On June 5, the New York Times reported that the Department of Justice (DOJ) and the Federal Trade Commission (FTC) are nearing a deal to divide antitrust investigations in the AI industry. As part of the arrangement, the DOJ will investigate Nvidia’s dominant role in AI semiconductors, while the FTC will examine Microsoft and OpenAI for potential competitive advantages in large language models. Per reporting from the Wall Street Journal, the FTC has already opened an investigation into Microsoft’s deal with Inflection AI, focused on whether it was deliberately structured to avoid government review of the transaction. The move is the latest effort from the Biden FTC and DOJ to rein in the power of Big Tech, with DOJ antitrust chief Jonathan Kanter, telling the Financial Times the agency is looking into the AI sector “with urgency,” to ensure that already-dominant tech companies do not control the market, adding that he was specifically examining the “monopoly choke points and the competitive landscape.”
On June 4, the Joint Economic Committee held a hearing entitled, “Artificial Intelligence and its Potential to Fuel Economic Growth and Improve Governance.” There was near consensus from Members and witnesses that overregulating the development of AI would be detrimental, with some Members alluding to the E.U.’s AI Act as a set of overreaching regulations that the U.S. should look to avoid. The hearing highlights the disparate approaches the U.S. and E.U. have taken to regulating AI to date. A full summary of the hearing can be found here.
Scrutiny continues to mount on corporate accountability in AI. This week, current and former staff members at OpenAI, Google DeepMind, and Anthropic released an open letter, warning of growing recklessness and secrecy at some of the world’s biggest AI developers. This letter called for accountability within the frontier companies leading the AI revolution because the broad confidentiality agreements block them from voicing their concerns externally and whistleblower protections are insufficiently limited to legal protections (as these risks and concerns are not yet regulated). The New York Times spoke with William Saunders, a research engineer who left OpenAI in February, who shared, “when I signed up for OpenAI, I did not sign up for this attitude of ‘Let’s put things out into the world and see what happens and fix them afterward.’”
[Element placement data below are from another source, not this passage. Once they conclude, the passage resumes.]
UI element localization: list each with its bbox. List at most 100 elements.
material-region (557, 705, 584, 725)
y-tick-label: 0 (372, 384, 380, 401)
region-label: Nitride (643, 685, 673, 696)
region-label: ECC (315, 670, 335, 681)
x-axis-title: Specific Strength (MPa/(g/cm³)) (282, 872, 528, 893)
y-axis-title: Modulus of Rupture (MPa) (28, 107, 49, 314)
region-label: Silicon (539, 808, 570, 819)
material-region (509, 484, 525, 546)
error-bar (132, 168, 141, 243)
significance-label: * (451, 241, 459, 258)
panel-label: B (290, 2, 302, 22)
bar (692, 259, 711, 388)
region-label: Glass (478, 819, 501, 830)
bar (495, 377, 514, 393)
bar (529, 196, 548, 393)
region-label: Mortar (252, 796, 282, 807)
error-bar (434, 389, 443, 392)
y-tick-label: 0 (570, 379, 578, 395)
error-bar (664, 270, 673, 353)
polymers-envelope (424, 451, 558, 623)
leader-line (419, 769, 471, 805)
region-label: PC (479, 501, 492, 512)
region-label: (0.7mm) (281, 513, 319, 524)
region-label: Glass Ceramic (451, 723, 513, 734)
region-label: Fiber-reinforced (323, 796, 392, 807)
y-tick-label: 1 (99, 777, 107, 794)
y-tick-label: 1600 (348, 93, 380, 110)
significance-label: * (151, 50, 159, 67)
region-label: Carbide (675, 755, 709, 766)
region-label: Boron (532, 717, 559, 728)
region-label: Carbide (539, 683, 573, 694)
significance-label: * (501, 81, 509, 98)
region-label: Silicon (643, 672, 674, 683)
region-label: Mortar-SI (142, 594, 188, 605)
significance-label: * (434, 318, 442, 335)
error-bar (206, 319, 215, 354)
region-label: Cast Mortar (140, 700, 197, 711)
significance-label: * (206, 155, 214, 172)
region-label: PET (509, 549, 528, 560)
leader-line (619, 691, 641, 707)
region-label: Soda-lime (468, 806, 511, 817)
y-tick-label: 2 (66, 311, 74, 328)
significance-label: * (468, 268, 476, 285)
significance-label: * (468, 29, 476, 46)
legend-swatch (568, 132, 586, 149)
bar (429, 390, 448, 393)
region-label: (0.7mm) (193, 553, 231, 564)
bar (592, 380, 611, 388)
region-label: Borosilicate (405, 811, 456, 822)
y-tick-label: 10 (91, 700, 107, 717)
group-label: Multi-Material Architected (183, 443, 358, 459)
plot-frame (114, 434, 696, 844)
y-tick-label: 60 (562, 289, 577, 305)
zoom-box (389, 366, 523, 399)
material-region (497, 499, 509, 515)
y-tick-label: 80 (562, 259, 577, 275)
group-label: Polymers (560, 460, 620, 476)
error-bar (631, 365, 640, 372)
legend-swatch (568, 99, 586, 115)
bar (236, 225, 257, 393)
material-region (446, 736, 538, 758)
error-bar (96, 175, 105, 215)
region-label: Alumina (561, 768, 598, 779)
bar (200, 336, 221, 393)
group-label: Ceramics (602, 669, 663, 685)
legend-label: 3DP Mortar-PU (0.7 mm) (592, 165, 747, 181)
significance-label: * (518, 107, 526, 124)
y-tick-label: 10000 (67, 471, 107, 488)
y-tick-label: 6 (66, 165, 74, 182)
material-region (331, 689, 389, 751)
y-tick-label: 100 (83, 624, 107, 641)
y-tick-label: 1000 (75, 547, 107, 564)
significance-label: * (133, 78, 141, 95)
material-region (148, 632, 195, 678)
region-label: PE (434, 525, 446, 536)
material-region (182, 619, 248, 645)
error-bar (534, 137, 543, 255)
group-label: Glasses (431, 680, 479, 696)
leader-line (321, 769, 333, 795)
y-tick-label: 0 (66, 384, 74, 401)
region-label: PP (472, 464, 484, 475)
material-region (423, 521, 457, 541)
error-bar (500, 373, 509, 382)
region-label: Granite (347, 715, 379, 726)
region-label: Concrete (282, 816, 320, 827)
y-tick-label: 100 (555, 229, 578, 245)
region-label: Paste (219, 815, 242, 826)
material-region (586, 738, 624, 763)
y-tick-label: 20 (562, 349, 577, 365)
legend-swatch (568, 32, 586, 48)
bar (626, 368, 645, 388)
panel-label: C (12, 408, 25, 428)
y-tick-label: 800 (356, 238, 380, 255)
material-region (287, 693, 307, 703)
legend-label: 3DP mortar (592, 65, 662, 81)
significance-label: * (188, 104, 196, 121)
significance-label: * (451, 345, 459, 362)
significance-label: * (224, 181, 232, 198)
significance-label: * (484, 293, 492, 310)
Google announced that it is refining its “AI Overviews” search feature, which offers an AI-generated answer to user search queries, after users reported getting strange and incorrect answers from the feature such as promoting rock consumption for health benefits and using glue to keep cheese sticking to pizza. This is the second time this year that Google has backpedaled an AI product release, after the company announced structural changes to its Gemini chatbot in February after reports it produced a-historic images and blocked requests for depictions of white people. The incident comes amid scrutiny from the News Media Alliance over how AI Overviews will reduce publishers’ ability to monetize content and “lead to further decline of quality content these AI offerings rely upon to deliver accurate results.”